Copper fell on Friday after strong Chinese economic data raised fears that government stimulus programmes in the top metals consumer are not sustainable, and as the market also looked ahead to a key meeting of oil producers. China posted its slowest economic growth since 2009, but a surge of new debt appears to be fuelling a recovery in factory activity, investment and household spending in the world's second-largest economy.
"The Chinese numbers were pretty good - the problem is that they were too good," said Gianclaudio Torlizzi, partner at consultancy T-Commodity in Milan. The data showed that Chinese banks extended 1.37 trillion yuan ($211.23 billion) in net new yuan loans in March, nearly double the previous month's lending. "The Chinese government cannot continue to rely on such a big injection of credit. People can see this dynamic as unsustainable and there is speculation that the yuan can see financial outflows because people are scared."
Three-month copper on the London Metal Exchange closed down 0.5 percent at $4,807.50 a tonne after ending little changed the previous session.

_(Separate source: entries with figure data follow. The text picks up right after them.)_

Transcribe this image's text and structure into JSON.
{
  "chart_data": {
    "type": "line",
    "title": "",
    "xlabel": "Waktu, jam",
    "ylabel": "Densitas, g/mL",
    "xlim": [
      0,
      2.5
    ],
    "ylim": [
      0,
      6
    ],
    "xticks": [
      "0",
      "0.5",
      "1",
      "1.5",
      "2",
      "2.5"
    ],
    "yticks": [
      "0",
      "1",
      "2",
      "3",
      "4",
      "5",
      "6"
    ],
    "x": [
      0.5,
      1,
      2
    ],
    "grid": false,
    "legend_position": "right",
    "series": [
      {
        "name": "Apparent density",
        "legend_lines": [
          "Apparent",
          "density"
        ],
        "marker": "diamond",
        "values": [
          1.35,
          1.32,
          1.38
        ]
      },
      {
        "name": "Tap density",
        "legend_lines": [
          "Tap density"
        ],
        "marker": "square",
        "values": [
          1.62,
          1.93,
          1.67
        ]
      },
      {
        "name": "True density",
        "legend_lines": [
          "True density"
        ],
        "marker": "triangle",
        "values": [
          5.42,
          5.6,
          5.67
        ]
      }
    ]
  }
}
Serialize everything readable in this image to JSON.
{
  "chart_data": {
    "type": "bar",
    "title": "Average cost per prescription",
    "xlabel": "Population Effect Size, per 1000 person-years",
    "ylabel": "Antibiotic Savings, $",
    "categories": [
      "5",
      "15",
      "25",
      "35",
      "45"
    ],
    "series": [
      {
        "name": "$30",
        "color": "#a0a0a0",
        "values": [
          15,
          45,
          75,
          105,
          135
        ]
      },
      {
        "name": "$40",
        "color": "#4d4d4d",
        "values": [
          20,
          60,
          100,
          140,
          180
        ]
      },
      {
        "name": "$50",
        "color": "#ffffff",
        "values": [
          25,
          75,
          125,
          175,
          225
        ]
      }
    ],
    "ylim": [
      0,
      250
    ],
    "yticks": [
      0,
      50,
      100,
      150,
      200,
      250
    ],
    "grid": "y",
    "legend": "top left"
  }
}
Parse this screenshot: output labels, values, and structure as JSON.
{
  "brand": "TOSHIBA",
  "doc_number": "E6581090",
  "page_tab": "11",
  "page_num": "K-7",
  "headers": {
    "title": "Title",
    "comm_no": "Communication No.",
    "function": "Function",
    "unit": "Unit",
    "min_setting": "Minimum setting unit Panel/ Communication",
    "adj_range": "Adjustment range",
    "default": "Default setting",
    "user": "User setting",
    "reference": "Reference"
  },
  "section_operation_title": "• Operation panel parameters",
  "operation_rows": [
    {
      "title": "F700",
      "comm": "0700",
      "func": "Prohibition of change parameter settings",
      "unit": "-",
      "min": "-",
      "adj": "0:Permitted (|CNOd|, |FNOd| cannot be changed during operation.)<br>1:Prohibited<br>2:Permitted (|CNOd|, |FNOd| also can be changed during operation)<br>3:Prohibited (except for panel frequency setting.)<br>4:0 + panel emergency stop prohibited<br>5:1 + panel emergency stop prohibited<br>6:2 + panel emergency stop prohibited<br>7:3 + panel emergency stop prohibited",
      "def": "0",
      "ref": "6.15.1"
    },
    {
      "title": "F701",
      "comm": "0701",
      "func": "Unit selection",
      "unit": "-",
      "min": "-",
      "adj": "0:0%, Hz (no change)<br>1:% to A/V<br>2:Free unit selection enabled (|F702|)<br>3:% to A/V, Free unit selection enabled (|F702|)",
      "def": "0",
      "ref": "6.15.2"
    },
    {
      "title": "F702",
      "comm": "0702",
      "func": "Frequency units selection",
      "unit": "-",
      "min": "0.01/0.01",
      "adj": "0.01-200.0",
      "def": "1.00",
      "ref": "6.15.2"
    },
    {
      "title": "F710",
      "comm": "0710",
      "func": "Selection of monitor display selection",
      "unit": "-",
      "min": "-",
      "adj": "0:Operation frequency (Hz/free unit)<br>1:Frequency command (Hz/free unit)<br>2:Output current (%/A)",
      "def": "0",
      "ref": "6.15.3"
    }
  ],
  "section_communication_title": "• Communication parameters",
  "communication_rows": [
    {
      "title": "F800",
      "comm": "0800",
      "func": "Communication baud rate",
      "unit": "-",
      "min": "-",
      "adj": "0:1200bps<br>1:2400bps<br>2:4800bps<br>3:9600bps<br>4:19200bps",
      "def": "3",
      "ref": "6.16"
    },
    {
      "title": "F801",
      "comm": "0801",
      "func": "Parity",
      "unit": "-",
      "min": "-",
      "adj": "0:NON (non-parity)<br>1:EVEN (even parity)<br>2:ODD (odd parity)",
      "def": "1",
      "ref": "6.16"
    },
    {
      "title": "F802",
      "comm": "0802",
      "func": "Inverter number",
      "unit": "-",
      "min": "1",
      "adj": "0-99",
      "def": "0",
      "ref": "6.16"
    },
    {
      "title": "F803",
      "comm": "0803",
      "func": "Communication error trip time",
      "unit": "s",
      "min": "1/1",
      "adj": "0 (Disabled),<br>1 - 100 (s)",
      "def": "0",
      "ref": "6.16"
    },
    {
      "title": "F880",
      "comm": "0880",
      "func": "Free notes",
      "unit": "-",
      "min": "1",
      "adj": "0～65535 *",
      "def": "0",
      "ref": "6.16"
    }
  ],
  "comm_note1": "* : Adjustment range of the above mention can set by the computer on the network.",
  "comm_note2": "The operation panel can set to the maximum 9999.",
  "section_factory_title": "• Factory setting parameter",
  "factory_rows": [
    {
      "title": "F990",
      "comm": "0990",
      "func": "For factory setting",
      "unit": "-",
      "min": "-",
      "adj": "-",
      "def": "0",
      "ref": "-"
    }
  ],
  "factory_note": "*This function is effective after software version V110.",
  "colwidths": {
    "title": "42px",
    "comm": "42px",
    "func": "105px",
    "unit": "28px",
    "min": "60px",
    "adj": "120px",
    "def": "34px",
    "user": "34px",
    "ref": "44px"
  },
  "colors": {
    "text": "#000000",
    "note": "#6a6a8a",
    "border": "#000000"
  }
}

Prices gained 3.4 percent for the week, the most since the week of March 4. Also weighing on markets was uncertainty ahead of the weekend's meeting of major oil exporters, who want to rein in ballooning global production. Oil prices fell in thin trade as analysts said the meeting would do little to help to clear global oversupply quickly.
Aluminium shed 0.3 percent to end at $1,555.50, also dented by uncertainty after China agreed on Thursday to scrap some export subsidies on a range of products, including aluminium. China's deal could flood a saturated global market with aluminium and steel products as producers scramble to sell excess metal ahead of the changes, prolonging the industry's pain, traders said. Chinese indicators, on the face of them, were encouraging for metals demand. Industrial output growth quickened to 6.8 percent in March, surprising analysts who had expected it to rise 5.9 percent on an annual basis.
The upbeat data encouraged some buying by commodity trading advisers, who run funds that largely rely on momentum signals, which for many metals were still bullish, Torlizzi said. Also offering some support was a weakening of the dollar index after US industrial production fell more than expected in March and consumer sentiment weakened. In other metals, LME zinc rose 0.3 percent to close at $1,872, lead finished 0.2 percent higher at $1,716, tin edged up 0.02 percent to $17,155, while nickel slipped 0.8 percent to end at $8,915.